Личный лекарь Грозного царя
Когда я вышел из кареты, нас с тревожным выражением на лице уже встречал хозяин дома. Но когда он увидел меня, лицо его прояснилось:
– Милость государь моему дому оказал, лекаря своего прислал, – пояснил он стоявшим рядом нескольким бритым, богато одетым мужчинам.
Тут и посольский дьяк подтвердил милость государя, приславшего своего лекаря к послу.
Насколько я понял из неподдельного удивления окружающих, такое происходило не часто.

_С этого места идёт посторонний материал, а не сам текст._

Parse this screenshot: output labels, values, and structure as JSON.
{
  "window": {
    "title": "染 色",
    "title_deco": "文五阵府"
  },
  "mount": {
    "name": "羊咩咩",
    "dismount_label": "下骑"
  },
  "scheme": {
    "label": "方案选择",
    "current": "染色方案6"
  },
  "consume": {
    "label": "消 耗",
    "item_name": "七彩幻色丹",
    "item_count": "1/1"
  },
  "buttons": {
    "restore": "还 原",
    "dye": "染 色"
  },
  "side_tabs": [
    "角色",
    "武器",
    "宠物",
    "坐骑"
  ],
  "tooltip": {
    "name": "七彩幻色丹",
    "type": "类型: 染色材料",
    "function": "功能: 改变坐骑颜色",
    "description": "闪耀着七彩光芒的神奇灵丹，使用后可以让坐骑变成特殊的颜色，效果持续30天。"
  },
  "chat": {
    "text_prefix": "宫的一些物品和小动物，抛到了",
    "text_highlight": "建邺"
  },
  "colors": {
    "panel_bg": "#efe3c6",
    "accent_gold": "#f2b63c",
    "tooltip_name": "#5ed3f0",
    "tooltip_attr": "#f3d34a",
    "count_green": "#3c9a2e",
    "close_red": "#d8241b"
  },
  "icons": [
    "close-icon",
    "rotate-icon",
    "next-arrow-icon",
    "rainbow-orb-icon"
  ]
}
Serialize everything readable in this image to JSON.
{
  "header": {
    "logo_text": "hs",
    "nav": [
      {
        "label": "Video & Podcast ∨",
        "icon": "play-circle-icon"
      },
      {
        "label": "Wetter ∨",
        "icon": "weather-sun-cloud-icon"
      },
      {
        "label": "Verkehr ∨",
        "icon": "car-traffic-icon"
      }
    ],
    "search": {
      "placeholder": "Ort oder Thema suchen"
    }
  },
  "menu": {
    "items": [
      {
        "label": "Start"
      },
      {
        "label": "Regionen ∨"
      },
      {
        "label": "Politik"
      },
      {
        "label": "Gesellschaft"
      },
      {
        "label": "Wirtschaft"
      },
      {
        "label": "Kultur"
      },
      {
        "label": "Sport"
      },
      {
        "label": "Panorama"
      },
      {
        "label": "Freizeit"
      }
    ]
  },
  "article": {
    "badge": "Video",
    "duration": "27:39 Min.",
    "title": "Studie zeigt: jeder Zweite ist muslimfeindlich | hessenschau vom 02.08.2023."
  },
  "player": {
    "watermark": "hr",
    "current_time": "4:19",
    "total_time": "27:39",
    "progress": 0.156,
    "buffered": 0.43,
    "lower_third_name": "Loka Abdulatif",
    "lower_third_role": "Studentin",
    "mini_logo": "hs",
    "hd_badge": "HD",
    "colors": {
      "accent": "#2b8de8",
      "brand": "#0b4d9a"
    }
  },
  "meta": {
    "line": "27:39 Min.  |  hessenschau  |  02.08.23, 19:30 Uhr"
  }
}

Меня пригласили в дом. Пройдя по темному коридору, мы вошли в небольшую комнату, где было посветлей, там на кровати лежал тяжело дышащий пожилой мужчина. Он не спал, его внимательные глаза быстро оглядели меня с ног до головы.
После этого он заговорил с хозяином. К моему удивлению, говорили они на русском языке, и я вполне все понимал.
«Интересно, а кто же тогда говорит на литовском?» – подумал я.
– Какой ты, лекарь, молодой?! – вопросительно, уже обращаясь ко мне, сказал больной. – Слыхал я, что есть у царя лекарь знающий, но думалось, что постарше будешь.
– Дело не в молодости, Ян Геронимович, а в знаниях и руках, – если это есть, можно и царским лекарем стать.
– Так-то оно так, но опыт еще надо иметь большой. Вон поставь моего племянника, – кивнул он на богато разодетого парня моих лет, стоявшего со всеми, – полком командовать, так ведь сразу не получится ничего, а повоюет лет десять – и справится.
– Ян Геронимович, прислал меня государь, чтобы я вас посмотрел и, если нужно, лечение назначил.
На лице старого воина появилась усмешка:
– Конечно, если я здесь окочурюсь, много слухов разных пойдет. Понимаю я беспокойство государя твоего. Ладно, смотри, спрашивай, от меня не убудет, может, действительно чем поможешь. Хотя меня уже три врача смотрели, только руками разводят. Видно, пришла пора помирать.
Я начал расспрашивать больного, и вскоре причина его плохого состояния была для меня ясна: из-за сильного сужения в двенадцатиперстной кишке у него практически не проходила пища, а вот что было причиной сужения – совершенно неизвестно. Конечно, скорее всего, это была застарелая язва, но не исключался и вариант рака желудка. И тут я без рентгена и фиброгастроскопии мог только гадать на кофейной гуще.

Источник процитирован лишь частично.